Désormais reconnue comme une très grande série, The Bear s’offre le luxe inouï d’une troisième saison assagie, de digression et de réflexion. Et confirme ainsi sa singularité et son excellence…
« The Beef », le snack bar de quartier nourrissant les voisins de sandwiches de viande de bœuf, est devenu « The Bear », nouveau lieu à la mode de la grande gastronomie de Chicago. Carmy a réalisé son rêve, et a réussi à élever toute son équipe vers l’excellence nécessaire pour faire tourner un tel restaurant. The Bear, la série, aurait pu s’arrêter sur le magnifique dernier épisode de la saison 2 : le triomphe professionnel de Carmy s’accompagnait de son effondrement personnel. Le rêve, une fois atteint, avait des teintes de cauchemar.
Mais Christopher Storer, le créateur, scénariste et principal réalisateur de cette série, au démarrage controversé, et qui s’est mise à accumuler les récompenses et les louanges unanimes de la critique, n’était – à l’image de son personnage principal – pas satisfait. Car la vie continue, on le sait tous, et une fois atteint un objectif, d’autres apparaissent : gagner la reconnaissance de la presse spécialisée, décrocher une première étoile au Guide Michelin, et – ce qui n’est pas le plus facile – équilibrer les comptes d’un restaurant qui est un véritable gouffre financier (au grand désespoir d’Uncle Jimmy, qui finance l’affaire…). Et, pour Carmy, reconquérir Claire.
Cette troisième saison devrait donc, en toute logique, raconter comment l’équipe du « Bear » affronte ces nouveaux défis. N’ayant peur de rien, et visiblement décidé à imprimer sa marque dans l’histoire de la série TV moderne, Storer ne fait rien de tout ça, et nous offre 10 épisodes quasiment « sans histoire à raconter » (au grand dam d’une partie des téléspectateurs US qui jugent maintenant la série prétentieuse et ennuyeuse !). Comme une « parenthèse enchantée » après le récit souvent épuisant de la lutte menée par Carmy et ses « chefs » contre l’adversité, mais aussi contre le temps (« Every Second Counts » est le message, décroché du mur d’un grand restaurant qui ferme dans le dernier épisode, ironiquement intitulé Forever…).
Oui, cette troisième saison est stupéfiante. C’est une œuvre d’art, c’est l’occasion pour le cinéphile de connaître de superbes moments d’émotion, loin des mécanismes habituels de la forme sérielle. Le premier épisode, quasiment sans dialogues, est une succession d’images précises du travail des « chefs » et de leurs équipes : il revient aussi, sans user du procédé usé du flashback, sur la trajectoire de Carmy, ce qui nous permet aussi de comprendre d’où viennent ses blessures. Tomorrow (qui aurait pu s’appeler « Yesterday ») est une rupture profonde dans la série, et une claque. C’est aussi l’occasion pour Storer d’inviter des acteurs extérieurs à sa série (Will Poulter, mais surtout la grande Olivia Colman !), ainsi que de véritables chefs qui apportent leur crédibilité à cet épisode centré sur le TRAVAIL.
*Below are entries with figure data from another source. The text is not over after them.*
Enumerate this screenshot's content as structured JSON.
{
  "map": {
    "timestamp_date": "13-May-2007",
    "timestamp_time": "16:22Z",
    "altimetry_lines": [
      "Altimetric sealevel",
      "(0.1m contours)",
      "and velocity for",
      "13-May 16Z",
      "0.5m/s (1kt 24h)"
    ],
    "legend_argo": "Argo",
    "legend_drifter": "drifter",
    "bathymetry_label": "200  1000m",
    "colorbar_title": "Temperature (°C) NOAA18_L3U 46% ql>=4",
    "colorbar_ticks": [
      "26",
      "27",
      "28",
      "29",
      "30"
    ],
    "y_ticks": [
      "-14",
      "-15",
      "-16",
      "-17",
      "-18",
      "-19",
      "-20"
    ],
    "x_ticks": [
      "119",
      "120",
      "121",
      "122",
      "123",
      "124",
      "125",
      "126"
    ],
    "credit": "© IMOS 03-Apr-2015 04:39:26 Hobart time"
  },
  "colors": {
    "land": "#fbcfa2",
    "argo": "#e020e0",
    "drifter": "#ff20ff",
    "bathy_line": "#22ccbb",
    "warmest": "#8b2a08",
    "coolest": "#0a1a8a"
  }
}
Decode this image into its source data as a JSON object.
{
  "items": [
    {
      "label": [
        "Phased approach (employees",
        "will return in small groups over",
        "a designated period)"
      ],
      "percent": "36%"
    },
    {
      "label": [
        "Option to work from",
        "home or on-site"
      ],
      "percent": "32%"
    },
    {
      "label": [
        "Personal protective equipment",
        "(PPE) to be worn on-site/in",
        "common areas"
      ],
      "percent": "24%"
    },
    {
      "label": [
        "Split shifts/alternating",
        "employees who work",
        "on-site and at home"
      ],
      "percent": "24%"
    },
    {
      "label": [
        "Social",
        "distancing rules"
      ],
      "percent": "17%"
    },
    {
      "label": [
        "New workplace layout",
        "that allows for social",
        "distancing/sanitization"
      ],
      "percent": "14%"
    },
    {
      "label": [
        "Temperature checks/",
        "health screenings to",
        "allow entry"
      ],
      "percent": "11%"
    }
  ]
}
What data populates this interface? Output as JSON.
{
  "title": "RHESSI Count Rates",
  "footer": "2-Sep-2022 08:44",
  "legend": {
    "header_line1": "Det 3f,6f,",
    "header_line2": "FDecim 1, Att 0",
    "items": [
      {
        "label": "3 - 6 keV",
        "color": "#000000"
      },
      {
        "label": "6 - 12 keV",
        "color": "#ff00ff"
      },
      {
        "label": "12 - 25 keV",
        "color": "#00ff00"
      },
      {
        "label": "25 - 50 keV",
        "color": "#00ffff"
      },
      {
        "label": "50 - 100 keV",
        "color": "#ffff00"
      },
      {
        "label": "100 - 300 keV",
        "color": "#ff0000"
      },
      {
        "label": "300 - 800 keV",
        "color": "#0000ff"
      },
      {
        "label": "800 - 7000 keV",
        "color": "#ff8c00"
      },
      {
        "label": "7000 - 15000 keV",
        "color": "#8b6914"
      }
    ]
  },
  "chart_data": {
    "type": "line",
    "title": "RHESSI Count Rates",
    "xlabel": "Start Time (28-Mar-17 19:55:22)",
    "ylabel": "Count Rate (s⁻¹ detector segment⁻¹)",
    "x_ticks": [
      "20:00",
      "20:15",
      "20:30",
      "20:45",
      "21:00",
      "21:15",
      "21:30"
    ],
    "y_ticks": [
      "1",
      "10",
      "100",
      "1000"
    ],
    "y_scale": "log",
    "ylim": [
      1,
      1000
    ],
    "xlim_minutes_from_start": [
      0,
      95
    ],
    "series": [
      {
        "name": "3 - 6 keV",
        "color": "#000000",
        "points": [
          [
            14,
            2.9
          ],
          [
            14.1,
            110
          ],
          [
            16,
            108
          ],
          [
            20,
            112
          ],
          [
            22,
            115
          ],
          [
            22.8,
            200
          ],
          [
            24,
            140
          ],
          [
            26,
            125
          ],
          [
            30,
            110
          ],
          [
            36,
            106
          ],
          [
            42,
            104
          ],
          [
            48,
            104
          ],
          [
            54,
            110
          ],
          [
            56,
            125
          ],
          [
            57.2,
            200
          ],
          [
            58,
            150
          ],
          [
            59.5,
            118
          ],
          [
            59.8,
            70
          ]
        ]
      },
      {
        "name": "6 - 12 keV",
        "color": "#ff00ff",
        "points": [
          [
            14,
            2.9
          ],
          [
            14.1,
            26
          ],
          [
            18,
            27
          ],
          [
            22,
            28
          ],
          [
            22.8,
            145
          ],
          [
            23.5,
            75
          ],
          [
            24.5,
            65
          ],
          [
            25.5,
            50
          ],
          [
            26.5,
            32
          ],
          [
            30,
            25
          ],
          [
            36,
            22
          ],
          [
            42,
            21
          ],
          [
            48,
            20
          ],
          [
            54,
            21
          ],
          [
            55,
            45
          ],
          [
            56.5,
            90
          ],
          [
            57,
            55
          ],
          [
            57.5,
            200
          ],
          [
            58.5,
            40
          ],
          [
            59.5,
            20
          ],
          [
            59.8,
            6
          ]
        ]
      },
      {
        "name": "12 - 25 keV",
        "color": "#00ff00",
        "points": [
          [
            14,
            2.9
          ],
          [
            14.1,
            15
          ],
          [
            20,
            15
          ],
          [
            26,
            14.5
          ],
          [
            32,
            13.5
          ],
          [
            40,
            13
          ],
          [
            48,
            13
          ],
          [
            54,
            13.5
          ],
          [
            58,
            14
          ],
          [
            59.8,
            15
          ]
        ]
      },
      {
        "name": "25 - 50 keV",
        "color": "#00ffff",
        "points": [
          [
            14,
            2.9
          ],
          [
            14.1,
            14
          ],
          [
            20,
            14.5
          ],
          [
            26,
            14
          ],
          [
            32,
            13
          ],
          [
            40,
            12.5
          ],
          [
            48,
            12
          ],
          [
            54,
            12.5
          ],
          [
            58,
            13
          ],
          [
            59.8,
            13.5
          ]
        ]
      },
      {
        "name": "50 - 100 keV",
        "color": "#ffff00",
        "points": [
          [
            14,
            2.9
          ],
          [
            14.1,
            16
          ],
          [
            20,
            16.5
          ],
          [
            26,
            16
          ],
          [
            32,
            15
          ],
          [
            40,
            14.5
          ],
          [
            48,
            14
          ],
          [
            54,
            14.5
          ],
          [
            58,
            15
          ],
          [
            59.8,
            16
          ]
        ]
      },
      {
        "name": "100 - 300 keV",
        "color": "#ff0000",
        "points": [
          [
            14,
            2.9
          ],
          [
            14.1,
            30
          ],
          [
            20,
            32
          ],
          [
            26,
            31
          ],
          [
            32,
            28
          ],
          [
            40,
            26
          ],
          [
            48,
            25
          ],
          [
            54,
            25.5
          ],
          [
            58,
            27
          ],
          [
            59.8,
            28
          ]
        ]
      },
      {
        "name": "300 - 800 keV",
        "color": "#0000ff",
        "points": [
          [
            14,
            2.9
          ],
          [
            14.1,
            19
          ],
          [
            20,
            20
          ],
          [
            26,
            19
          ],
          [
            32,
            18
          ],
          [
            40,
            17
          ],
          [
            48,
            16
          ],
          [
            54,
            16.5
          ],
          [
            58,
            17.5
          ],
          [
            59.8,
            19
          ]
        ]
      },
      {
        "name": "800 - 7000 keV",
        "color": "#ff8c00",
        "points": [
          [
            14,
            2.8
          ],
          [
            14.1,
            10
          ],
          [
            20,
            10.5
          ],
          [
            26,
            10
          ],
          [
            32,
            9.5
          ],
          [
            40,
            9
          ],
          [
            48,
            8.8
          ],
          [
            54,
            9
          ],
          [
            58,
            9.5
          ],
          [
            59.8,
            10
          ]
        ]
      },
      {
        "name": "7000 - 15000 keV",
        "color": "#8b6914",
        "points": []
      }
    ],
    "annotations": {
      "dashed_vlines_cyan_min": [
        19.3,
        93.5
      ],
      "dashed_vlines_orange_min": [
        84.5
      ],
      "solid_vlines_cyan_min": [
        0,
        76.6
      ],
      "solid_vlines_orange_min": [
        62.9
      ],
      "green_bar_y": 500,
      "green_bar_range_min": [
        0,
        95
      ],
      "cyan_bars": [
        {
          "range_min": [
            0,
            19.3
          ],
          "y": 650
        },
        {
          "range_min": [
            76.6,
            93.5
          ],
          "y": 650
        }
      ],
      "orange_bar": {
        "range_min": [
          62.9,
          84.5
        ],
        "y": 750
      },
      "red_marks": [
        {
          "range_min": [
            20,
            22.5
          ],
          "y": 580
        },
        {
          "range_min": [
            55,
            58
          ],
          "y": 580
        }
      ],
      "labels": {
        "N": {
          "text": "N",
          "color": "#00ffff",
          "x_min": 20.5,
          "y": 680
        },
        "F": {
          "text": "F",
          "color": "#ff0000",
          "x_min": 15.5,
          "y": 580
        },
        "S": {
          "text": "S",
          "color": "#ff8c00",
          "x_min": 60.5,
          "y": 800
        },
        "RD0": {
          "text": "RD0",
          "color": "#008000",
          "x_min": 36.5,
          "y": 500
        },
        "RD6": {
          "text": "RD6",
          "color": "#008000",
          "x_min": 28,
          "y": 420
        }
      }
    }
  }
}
Les deux épisodes suivants, Next et Doors, renouent avec l’ADN de The Bear : conflits, bavardages, hystérie, stress. Mais ce n’est qu’une fausse piste. La suite va s’attacher à nous décrire, de manière beaucoup plus intime, certains des personnages que nous avons vus en action dans les deux saisons précédentes : cette approche culmine avec Napkins, sublime épisode revenant sur l’arrivée de Tina au « Beef ». The Bear n’a peut-être jamais été aussi brillant qu’avec cet épisode.
Ice Chips fait un pas de côté, et ramène au centre de l’écran Jamie Lee Curtis pour un nouveau grand numéro d’actrice (on peut néanmoins trouver sa performance un peu plus stéréotypée que le reste de la série), qu’on savourera à sa juste valeur. La conclusion de la saison, la paire d’épisodes Apologies / Forever, a beaucoup irrité les téléspectateurs avides de surprises ou au moins « d’évolution » de l’intrigue : en alignant les dialogues, parfois anodins, parfois sur-signifiants, entre les personnages, en refusant d’avancer sur aucun des conflits, en prenant toujours son temps de filmer au plus près ses acteurs pour complexifier ses personnages, Storer désarçonne le « grand public », mais enchante les amoureux de « vrai cinéma ».
Avec cette troisième saison, The Bear a définitivement gagné ses étoiles au « Guide Michelin » des grandes séries.